The second major factor (i.e. Maintenance) is KOMMA’s up to date state of development, it offers a working Eclipse marketplace version 6 that ran right out of the box on Eclipse Luna which was another requirement that had to be satisfied.
SPARQL is a query language designed to retrieve and manipulate data stored in RDF graphs. SPARQL is considered as one of the key technologies of the Semantic Web and is widely used. It was standardized by the W3C RDF Data Access Working Group (DAWG) has become a W3C Recommendation on 15 January 2008. It was later replaced by SPARQL 1.1 which has also been declared a W3C Recommendation on 21 March 2013. With SPARQL 1.1, several additions and extensions to the query language have been introduced. In addition to performing query tasks, it is now possible to output the query results in JSON, CSV and TSV formats. Also, the SPARQL query and update system can be provided as a service via HTTP as part of the SPARQL protocol.
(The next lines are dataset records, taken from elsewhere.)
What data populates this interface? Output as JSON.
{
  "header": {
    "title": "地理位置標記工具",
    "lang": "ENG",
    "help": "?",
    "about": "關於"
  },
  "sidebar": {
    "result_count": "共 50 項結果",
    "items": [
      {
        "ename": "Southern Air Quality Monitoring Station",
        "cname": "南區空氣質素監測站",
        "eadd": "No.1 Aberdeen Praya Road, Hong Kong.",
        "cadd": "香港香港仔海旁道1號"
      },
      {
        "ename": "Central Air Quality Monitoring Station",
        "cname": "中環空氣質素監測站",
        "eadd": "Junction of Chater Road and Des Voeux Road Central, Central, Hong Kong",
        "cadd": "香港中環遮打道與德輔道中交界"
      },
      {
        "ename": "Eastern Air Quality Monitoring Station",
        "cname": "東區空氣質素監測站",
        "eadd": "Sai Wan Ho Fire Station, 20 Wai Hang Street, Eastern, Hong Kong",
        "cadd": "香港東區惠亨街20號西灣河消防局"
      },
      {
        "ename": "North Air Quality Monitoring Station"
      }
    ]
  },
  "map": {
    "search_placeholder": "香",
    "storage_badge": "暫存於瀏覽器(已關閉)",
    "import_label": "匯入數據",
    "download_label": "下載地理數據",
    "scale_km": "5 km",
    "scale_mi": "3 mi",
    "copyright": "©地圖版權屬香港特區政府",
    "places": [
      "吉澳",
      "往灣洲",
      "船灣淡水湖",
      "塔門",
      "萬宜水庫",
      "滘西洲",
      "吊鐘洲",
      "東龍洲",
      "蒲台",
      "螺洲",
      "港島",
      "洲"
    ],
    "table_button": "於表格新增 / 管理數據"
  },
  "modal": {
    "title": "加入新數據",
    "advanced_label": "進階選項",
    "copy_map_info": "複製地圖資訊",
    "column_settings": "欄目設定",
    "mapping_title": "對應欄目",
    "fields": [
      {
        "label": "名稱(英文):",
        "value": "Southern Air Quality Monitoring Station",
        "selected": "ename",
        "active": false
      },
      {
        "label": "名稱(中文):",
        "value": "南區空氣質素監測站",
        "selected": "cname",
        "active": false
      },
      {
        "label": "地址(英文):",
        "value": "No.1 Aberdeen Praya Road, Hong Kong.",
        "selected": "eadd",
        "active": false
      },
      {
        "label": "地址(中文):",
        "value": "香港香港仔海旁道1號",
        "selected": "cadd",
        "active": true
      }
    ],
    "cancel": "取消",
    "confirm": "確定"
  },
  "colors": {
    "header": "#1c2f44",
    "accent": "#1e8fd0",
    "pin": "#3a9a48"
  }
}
According to KOMMA's documentation, it should already be able to parse and execute user entered SPARQL 1.0 and 1.1 queries on ontologies opened in the editor. By analyzing the source code of KOMMA, we discovered that the support of SPARQL 1.1 is limited to only two features (FILTER EXISTS, MINUS). All other SPARQL 1.1 features were not implemented. KOMMA uses its own implementation of SPARQL 1.0 and a partial implementation of SPARQL 1.1 instead of relying on an already existing library or framework. Our task was to analyze and enhance KOMMA’s ability to handle both SPARQL 1.0 and 1.1 queries.
There are a three main reasons, why we used an already existing library or framework for our implementation:
- Test Coverage:Since Jena is a project of the Apache Software Foundation it can be assumed that the implementation is of great quality and very well tested.
- Usage:The bigger the user-base the more, and also faster, potential bugs and / or features get fixed and implemented.
- Reinvention: Rewriting code for such complex specifications as SPARQL is probably a great learning experience but should not be of highest priority and has resemblance to reinventing the wheel.
For our modification we first added the Jena framework together with its needed dependencies to one of KOMMA’s submodules in order to be able to use it for our SPARQL 1.1 integration.
We used Apache Jena's QueryFactory class to parse and validate the user-entered string which gave us the opportunity to detect errors in queries and to help the user correcting them. One of the trickiest parts was to connect Jena with KOMMA's own model representation. For our specific case we used a default model and fed it KOMMA’s representation of the model as a ByteArrayInputStream which was quite tricky since KOMMA was not designed for such a use-case. The third major part of our implementation was the use of the QueryExecutionFactory which utilizes the output of the ModelFactory and QueryFactory to provide us a ResultSet to work with.
The image above shows KOMMA’s new SPARQL query interface after our modifications. The user is now able to enter any SPARQL 1.0 or 1.1 query in the input field and KOMMA will parse and execute the query over the ontology. The user also gets notified via a pop-up if the query contains any syntactic or semantic errors. If the query passes, it gets successfully applied to the ontology and the interface then displays the resulting output in the result table which is created dynamically for each individual query.